Я сидел. Я не мог говорить. Я должен был сказать ей правду. И не мог. Это выглядело бы жестокостью, а жестокость не в моем характере.
Что подарить человеку, у которого нет ничего?
Я проснулся. Телефон молчал.
Я залез в аптечку, проглотил очередную пригоршню таблеток L-триптофана и, не успокоившись, снова улегся, надеясь на долгий и милосердный сон без сновидений.
Скоро, слишком быстро, хотя и недостаточно быстро, я провалился в глубокую тревожную дрему.
А очнувшись, обнаружил себя запертым в глухом ящике.
Я стал колотить по крышке, я бил и пинал, пока пальцы на ногах не сломались, а содранные локти не залила кровь. Потом полез в карман за зажигалкой, древней 'Zippo', щелкнул кремнем. Вспышка позволила мне прочитать выгравированную на приделанной к обитой атласом стенке табличке надпись. 'ДВАДЦАТЬ ПЯТЬ ЛЕТ ГАРАНТИИ' — гласили каллиграфически выведенные буквы. Я закричал, надрывая горло. Язычок жара от зажигалки лизнул белые складки и набросился с жадными поцелуями на мое лицо. Огонь стремительно распространялся по моему корчащемуся телу. Я вдыхал пламя.
Вдруг крышка откинулась.
Двое санитаров в белом склонились надо мной, гася пожар бьющей из шланга водой. Один из них хихикнул.
'Интересно, как это случилось?' — сказал он.
'Самовозгорание?' — предположил его коллега.
'Это жутко облегчило бы нашу работу', — хмыкнул первый. Он смотал шланг, и я сквозь опаленные веки увидел, что пожарный рукав присоединен к крану, укрепленному на столе из нержавеющей стали. По краям стола тянулись желобки, а на конце зияло сливное отверстие.
Я снова закричал — беззвучно.
Санитары отвернулись.
Я забарахтался в гробу. Боли не было. Мыслимо ли это? Я принялся рвать на себе одежду, обнажая обожженную плоть.

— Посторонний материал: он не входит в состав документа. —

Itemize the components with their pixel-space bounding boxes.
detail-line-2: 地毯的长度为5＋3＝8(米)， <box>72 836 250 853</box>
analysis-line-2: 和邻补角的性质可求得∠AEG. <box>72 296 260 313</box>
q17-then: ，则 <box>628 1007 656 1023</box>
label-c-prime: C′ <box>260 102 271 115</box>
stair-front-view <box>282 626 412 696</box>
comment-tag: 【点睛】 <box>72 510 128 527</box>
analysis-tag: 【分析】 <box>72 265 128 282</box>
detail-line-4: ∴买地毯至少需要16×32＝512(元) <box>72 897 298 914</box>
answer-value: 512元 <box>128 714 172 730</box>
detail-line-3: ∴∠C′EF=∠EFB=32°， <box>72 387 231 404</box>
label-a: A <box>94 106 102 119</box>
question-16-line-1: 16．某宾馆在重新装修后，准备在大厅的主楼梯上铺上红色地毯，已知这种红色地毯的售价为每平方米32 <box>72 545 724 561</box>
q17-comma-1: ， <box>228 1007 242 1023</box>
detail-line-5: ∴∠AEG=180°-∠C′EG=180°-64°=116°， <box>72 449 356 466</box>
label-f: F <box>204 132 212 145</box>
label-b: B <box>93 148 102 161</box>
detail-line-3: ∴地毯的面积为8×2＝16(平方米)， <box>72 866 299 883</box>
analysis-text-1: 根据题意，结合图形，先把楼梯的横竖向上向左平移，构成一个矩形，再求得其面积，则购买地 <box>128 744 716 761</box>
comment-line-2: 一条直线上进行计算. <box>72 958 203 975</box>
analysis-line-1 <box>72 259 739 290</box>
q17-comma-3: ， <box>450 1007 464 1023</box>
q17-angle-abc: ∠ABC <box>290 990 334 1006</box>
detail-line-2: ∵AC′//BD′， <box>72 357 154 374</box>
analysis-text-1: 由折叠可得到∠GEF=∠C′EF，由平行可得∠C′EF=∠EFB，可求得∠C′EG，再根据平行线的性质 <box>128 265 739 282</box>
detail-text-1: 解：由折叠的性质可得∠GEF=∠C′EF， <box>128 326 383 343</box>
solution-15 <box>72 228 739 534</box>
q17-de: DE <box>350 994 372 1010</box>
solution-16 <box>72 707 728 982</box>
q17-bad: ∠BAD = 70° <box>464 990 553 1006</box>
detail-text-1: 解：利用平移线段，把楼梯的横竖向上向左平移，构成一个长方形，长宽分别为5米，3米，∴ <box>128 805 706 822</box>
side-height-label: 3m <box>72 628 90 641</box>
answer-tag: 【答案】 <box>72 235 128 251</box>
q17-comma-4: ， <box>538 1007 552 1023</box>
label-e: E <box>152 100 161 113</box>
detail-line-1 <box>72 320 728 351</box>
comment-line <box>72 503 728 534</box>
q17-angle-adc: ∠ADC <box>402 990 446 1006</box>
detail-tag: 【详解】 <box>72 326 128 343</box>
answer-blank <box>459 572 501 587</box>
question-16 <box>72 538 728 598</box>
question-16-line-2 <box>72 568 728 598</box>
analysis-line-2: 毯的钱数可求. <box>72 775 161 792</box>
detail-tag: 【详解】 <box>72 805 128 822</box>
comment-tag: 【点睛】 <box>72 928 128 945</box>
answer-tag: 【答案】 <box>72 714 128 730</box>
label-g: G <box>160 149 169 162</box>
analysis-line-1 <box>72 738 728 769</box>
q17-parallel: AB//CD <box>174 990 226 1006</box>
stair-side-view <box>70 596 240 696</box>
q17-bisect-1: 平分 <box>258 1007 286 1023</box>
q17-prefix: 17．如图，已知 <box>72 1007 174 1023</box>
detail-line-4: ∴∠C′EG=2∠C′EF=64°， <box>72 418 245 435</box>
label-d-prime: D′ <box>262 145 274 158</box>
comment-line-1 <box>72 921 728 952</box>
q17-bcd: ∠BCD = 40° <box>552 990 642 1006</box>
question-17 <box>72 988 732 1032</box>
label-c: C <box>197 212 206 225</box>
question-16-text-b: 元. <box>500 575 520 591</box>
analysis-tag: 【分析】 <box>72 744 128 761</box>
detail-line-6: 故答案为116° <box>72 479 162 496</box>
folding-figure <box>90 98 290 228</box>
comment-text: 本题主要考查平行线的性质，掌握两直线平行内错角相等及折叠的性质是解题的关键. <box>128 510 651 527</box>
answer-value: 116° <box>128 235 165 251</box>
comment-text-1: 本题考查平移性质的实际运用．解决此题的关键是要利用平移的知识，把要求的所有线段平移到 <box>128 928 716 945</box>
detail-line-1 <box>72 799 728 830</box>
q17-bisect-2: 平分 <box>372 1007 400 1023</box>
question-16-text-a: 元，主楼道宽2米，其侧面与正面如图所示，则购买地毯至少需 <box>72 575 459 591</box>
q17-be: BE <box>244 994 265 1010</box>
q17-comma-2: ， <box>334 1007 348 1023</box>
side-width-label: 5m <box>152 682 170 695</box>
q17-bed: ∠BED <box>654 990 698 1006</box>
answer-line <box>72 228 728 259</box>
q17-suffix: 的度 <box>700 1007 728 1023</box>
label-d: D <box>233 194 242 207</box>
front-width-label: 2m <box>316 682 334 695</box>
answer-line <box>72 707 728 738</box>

'Видите? — кричал я. — Я жив!'
Они не слышали.
Я вцепился в свою грудь дымящимися пальцами, и обугленная кожа отслоилась, скатываясь под ногтями. 'Видите кровь в моих венах? — надрывался я. — Я не один из них!'
'Что с этим-то делать? — спросил санитар. — Ну, обгорел чуток. Как знать, может, еще сойдет'.
Я увидел выпотрошенные останки других, поблескивающие в раковине, в колбах и пластиковых мешках. Схватил скальпель. Полоснул себя по руке. Вспорол курящуюся ткань рубахи, вспорол кожу, оставляя свежие надрезы, похожие на приоткрытые белые губы, режа глубже и глубже, добираясь до мышц и костей.
'Видите? Разве из меня не льется кровь?'
Они не слушали.
Я побрел по бальзамировочной, натыкаясь на контейнеры и опрокидывая баки, расплескивая их бледное содержимое по полу морга.
Тело мое еще дымилось, когда я вывалился в холодный серый рассвет.